GETTY IMAGES
PLAIN AND FANCY: A member of the security detail for John Bolton, former United States ambassador to the United Nations, speaks on his phone in front of a tapestry of Pablo Picasso’s “Guernica.”
NEW YORK - MAY 12: A member of the security detail for John Bolton, the United States Ambassador to the United Nations, speaks on his radio in front of a reproduction of the Pablo Picasso painting “Guernica” May 12, 2006 at the United Nations headquarters in New York. The United Nations headquarters, completed in 1952, is widely considered to be a landmark achievement of the International Style of architecture, a style that reached a massive climax with the construction of the World Trade Center 20 years later. (Photo by Chris Hondros/Getty Images)UNITED NATIONS
“Guernica,” Pablo Picasso’s jolting antiwar masterpiece, soon will leave the United Nations for a safer berth in London, but whether it will return depends on one of America’s wealthiest families.
A full-sized tapestry of the legendary painting has been hanging outside the U.N. Security Council for two decades, providing an unavoidable view of war’s misery and pain whenever diplomats enter and leave the council chambers.

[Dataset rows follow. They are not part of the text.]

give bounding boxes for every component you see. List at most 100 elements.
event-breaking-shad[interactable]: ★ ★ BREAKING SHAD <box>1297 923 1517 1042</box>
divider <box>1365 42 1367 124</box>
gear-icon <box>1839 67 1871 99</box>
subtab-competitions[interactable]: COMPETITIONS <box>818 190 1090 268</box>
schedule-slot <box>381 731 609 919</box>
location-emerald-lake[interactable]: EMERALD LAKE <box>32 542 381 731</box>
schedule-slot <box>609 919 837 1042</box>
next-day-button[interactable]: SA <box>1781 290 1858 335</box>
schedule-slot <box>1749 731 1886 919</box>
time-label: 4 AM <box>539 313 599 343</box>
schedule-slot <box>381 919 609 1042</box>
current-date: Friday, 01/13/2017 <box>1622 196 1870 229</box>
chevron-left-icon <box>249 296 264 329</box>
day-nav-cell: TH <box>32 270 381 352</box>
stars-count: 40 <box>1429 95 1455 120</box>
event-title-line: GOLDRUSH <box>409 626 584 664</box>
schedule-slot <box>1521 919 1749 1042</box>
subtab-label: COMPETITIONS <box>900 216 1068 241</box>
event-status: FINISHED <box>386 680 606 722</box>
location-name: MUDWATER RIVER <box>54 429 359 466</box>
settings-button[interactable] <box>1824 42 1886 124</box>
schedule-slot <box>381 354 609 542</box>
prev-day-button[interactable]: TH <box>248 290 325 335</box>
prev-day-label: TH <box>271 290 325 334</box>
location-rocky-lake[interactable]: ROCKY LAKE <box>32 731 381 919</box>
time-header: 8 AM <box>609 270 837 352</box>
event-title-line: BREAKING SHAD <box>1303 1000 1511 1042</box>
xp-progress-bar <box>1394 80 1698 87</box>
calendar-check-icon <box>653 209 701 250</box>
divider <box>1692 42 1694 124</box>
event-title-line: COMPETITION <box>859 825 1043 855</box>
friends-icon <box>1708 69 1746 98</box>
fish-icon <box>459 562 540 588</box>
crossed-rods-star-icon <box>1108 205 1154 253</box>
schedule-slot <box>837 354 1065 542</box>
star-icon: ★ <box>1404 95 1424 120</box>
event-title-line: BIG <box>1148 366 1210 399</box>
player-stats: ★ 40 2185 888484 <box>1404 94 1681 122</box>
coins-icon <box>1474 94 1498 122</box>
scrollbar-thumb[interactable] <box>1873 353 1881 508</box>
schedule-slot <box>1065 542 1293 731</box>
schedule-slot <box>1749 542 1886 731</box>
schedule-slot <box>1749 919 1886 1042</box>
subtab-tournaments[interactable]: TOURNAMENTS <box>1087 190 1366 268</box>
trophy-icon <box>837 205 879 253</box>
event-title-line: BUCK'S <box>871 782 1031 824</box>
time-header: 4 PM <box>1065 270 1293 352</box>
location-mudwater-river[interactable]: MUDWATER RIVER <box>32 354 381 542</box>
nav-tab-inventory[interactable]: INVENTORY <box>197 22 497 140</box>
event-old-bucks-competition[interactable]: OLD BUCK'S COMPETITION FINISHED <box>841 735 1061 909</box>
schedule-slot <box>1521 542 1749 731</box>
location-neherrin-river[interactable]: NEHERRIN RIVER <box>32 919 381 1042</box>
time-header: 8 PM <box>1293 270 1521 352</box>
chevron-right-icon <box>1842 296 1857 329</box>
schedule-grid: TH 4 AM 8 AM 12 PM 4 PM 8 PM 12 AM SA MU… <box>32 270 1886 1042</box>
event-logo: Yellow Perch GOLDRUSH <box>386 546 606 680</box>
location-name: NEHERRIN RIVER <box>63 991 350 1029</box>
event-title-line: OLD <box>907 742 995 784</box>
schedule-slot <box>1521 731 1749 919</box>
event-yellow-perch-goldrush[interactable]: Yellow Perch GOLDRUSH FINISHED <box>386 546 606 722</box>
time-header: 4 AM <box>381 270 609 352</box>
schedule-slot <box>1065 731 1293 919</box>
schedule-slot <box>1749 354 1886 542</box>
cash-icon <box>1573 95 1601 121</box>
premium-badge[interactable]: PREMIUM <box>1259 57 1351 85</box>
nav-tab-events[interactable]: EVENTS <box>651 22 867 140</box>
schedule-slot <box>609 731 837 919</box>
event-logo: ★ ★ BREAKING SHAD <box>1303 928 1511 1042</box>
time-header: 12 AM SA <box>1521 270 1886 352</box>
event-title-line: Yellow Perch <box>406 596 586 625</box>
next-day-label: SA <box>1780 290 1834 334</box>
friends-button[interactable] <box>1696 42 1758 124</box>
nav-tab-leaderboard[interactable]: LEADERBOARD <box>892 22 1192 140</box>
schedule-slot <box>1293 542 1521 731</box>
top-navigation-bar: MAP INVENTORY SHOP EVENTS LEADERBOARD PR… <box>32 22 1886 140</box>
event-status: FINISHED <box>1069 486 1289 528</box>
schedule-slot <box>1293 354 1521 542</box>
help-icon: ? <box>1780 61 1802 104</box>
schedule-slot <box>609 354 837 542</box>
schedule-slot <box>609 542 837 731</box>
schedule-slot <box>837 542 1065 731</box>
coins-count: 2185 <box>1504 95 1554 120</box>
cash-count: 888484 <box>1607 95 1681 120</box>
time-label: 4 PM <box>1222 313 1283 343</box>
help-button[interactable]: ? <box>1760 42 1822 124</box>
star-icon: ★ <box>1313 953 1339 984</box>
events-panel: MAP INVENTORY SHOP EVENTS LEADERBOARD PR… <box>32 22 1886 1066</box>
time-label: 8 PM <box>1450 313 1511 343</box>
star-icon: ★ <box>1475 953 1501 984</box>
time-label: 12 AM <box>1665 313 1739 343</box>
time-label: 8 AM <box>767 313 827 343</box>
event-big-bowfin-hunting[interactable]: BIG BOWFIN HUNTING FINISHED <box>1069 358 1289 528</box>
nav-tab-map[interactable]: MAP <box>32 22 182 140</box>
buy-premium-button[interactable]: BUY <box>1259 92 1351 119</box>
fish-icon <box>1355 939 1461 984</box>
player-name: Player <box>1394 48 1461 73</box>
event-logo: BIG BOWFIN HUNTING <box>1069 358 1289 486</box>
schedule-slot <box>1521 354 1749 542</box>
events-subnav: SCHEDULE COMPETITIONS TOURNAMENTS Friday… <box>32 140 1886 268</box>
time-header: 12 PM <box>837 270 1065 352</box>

Diplomats and bureaucrats are keenly aware of Picasso’s antiwar sentiment. In February 2003, the tapestry, which formed a backdrop for TV interviews of Security Council members, was covered by a blue banner with the U.N. logo on the days the council discussed the looming Iraq invasion.
The drape was removed after it sparked international outrage. No one inside the United Nations or key diplomats ever claimed responsibility for the cover-up, although suspicion settled on the United States.

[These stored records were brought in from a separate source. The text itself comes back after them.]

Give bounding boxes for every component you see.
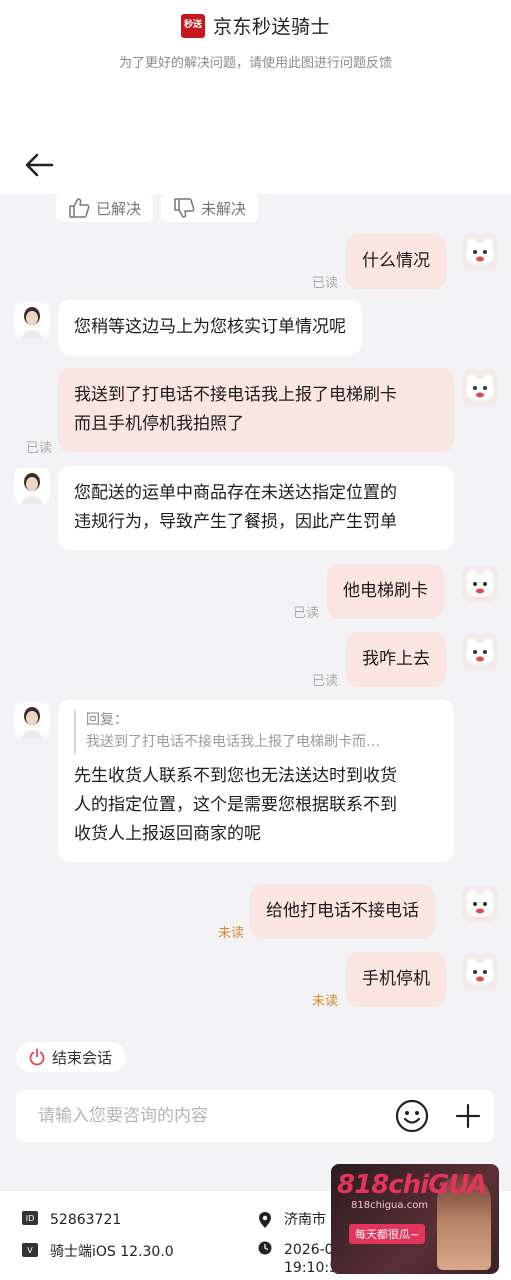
message-input-bar (16, 1090, 494, 1142)
unread-status: 未读 (218, 926, 245, 941)
message-line: 您配送的运单中商品存在未送达指定位置的 (74, 483, 397, 503)
rider-avatar-icon (466, 374, 494, 401)
rider-avatar (462, 566, 498, 602)
thumb-down-icon (174, 198, 195, 218)
thumb-up-icon (69, 198, 90, 218)
message-line: 我送到了打电话不接电话我上报了电梯刷卡 (74, 385, 397, 405)
message-text: 给他打电话不接电话 (266, 901, 419, 921)
incoming-message: 回复： 我送到了打电话不接电话我上报了电梯刷卡而… 先生收货人联系不到您也无法送… (58, 700, 454, 862)
resolved-label: 已解决 (96, 199, 142, 218)
message-text: 我咋上去 (362, 649, 430, 669)
message-line: 收货人上报返回商家的呢 (74, 824, 261, 844)
watermark-tagline: 每天都很瓜~ (349, 1224, 426, 1244)
unresolved-button[interactable]: 未解决 (161, 194, 259, 222)
read-status: 已读 (26, 441, 53, 456)
plus-icon (455, 1103, 481, 1129)
outgoing-message: 什么情况 (346, 234, 446, 289)
rider-avatar (462, 370, 498, 406)
emoji-button[interactable] (394, 1098, 430, 1134)
version-icon-label: V (27, 1245, 33, 1255)
agent-avatar (14, 302, 50, 338)
more-button[interactable] (450, 1098, 486, 1134)
brand-logo: 秒送 (180, 13, 205, 38)
app-version-value: 骑士端iOS 12.30.0 (50, 1244, 174, 1260)
rider-avatar-icon (466, 238, 494, 265)
watermark-title: 818chiGUA (337, 1170, 488, 1200)
location-pin-icon (259, 1212, 271, 1228)
incoming-message: 您稍等这边马上为您核实订单情况呢 (58, 300, 362, 355)
location: 济南市 (258, 1211, 326, 1229)
message-line: 先生收货人联系不到您也无法送达时到收货 (74, 766, 397, 786)
read-status: 已读 (312, 674, 339, 689)
top-bar (0, 138, 511, 194)
message-text: 什么情况 (362, 251, 430, 271)
reply-quote[interactable]: 回复： 我送到了打电话不接电话我上报了电梯刷卡而… (74, 710, 438, 754)
feedback-row: 已解决 未解决 (56, 194, 259, 222)
arrow-left-icon (25, 153, 54, 177)
smiley-icon (395, 1099, 429, 1133)
rider-avatar-icon (466, 638, 494, 665)
agent-avatar (14, 702, 50, 738)
watermark-site: 818chigua.com (351, 1200, 429, 1211)
unread-status: 未读 (312, 994, 339, 1009)
message-line: 人的指定位置，这个是需要您根据联系不到 (74, 795, 397, 815)
rider-avatar (462, 954, 498, 990)
agent-avatar-icon (22, 473, 42, 504)
message-input[interactable] (38, 1104, 378, 1128)
rider-id-value: 52863721 (50, 1212, 122, 1228)
back-button[interactable] (22, 150, 56, 180)
message-line: 而且手机停机我拍照了 (74, 414, 244, 434)
city-value: 济南市 (284, 1212, 326, 1228)
brand-title: 京东秒送骑士 (212, 16, 330, 38)
message-text: 您稍等这边马上为您核实订单情况呢 (74, 317, 346, 337)
end-session-button[interactable]: 结束会话 (16, 1042, 127, 1072)
clock-icon (258, 1241, 272, 1255)
chat-area[interactable]: 已解决 未解决 什么情况 已读 您稍等这边马上为您核实订单情况呢 我送到了打电话… (0, 194, 511, 1190)
message-text: 手机停机 (362, 969, 430, 989)
app-version: V 骑士端iOS 12.30.0 (22, 1243, 174, 1261)
agent-avatar (14, 468, 50, 504)
version-icon: V (22, 1243, 38, 1257)
resolved-button[interactable]: 已解决 (56, 194, 154, 222)
message-text: 他电梯刷卡 (343, 581, 428, 601)
rider-id: ID 52863721 (22, 1211, 121, 1229)
incoming-message: 您配送的运单中商品存在未送达指定位置的 违规行为，导致产生了餐损，因此产生罚单 (58, 466, 454, 550)
unresolved-label: 未解决 (201, 199, 247, 218)
rider-avatar-icon (466, 570, 494, 597)
power-icon (29, 1048, 45, 1066)
watermark-overlay: 818chiGUA 818chigua.com 每天都很瓜~ (331, 1164, 499, 1274)
message-line: 违规行为，导致产生了餐损，因此产生罚单 (74, 512, 397, 532)
reply-label: 回复： (86, 712, 128, 728)
outgoing-message: 他电梯刷卡 (327, 564, 444, 619)
rider-avatar (462, 634, 498, 670)
reply-text: 我送到了打电话不接电话我上报了电梯刷卡而… (86, 734, 380, 750)
outgoing-message: 手机停机 (346, 952, 446, 1007)
rider-avatar (462, 234, 498, 270)
outgoing-message: 给他打电话不接电话 (250, 884, 435, 939)
read-status: 已读 (293, 606, 320, 621)
outgoing-message: 我送到了打电话不接电话我上报了电梯刷卡 而且手机停机我拍照了 (58, 368, 454, 452)
agent-avatar-icon (22, 307, 42, 338)
read-status: 已读 (312, 276, 339, 291)
rider-avatar (462, 886, 498, 922)
agent-avatar-icon (22, 707, 42, 738)
rider-avatar-icon (466, 958, 494, 985)
end-session-label: 结束会话 (52, 1048, 113, 1067)
brand: 秒送 京东秒送骑士 (0, 12, 511, 39)
rider-avatar-icon (466, 890, 494, 917)
header: 秒送 京东秒送骑士 为了更好的解决问题，请使用此图进行问题反馈 (0, 0, 511, 88)
outgoing-message: 我咋上去 (346, 632, 446, 687)
feedback-subtitle: 为了更好的解决问题，请使用此图进行问题反馈 (118, 56, 392, 71)
id-icon-label: ID (25, 1213, 35, 1223)
id-icon: ID (22, 1211, 38, 1225)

The exile of “Guernica” to London’s Whitechapel Gallery, due to take place this spring, is described as a precautionary action. The United Nations headquarters will undergo an ambitious demolition and reconstruction soon, meaning that hundreds of pieces of art, artifacts and kitsch will need to find new homes for the next four years.
“I’m glad they’re taking it,” chief architect Michael Adlerstein told The Washington Times. “It’s one piece we won’t have to find space for” in storage or on the walls of the temporary conference building taking shape in the U.N. compound.
The tapestry, commissioned by Nelson Rockefeller in 1955, is on long-term loan from the Rockefeller family. His widow, Margaretta “Happy” Rockefeller, has approved the Whitechapel loan, and some here are concerned that she won’t return it to the United Nations.
The Rockefeller Foundation has declined comment on whether she will give it back.
Guernica” will be on display at Whitechapel for at least a year, starting in April.
Picasso painted the original in 1937 as a protest against German planes bombing the Basque town of Guernica with the tacit permission of Gen. Francisco Franco, who was then leader of Spain.
The work is an abstract scream of anguish depicting the horror of war on civilians, children and animals.
After decades at the Museum of Modern Art in New York, the original painting was finally returned to the Reina Sophia Museum in Madrid in 1992 and is now considered too fragile for travel.
U.N. officials are hoping the tapestry will be returned to the United Nations as soon as the renovation is complete. But its fate is in the hands of the Rockefellers, Mr. Adlerstein said.
The Whitechapel gallery had asked to borrow the tapestry for a show about art and propaganda.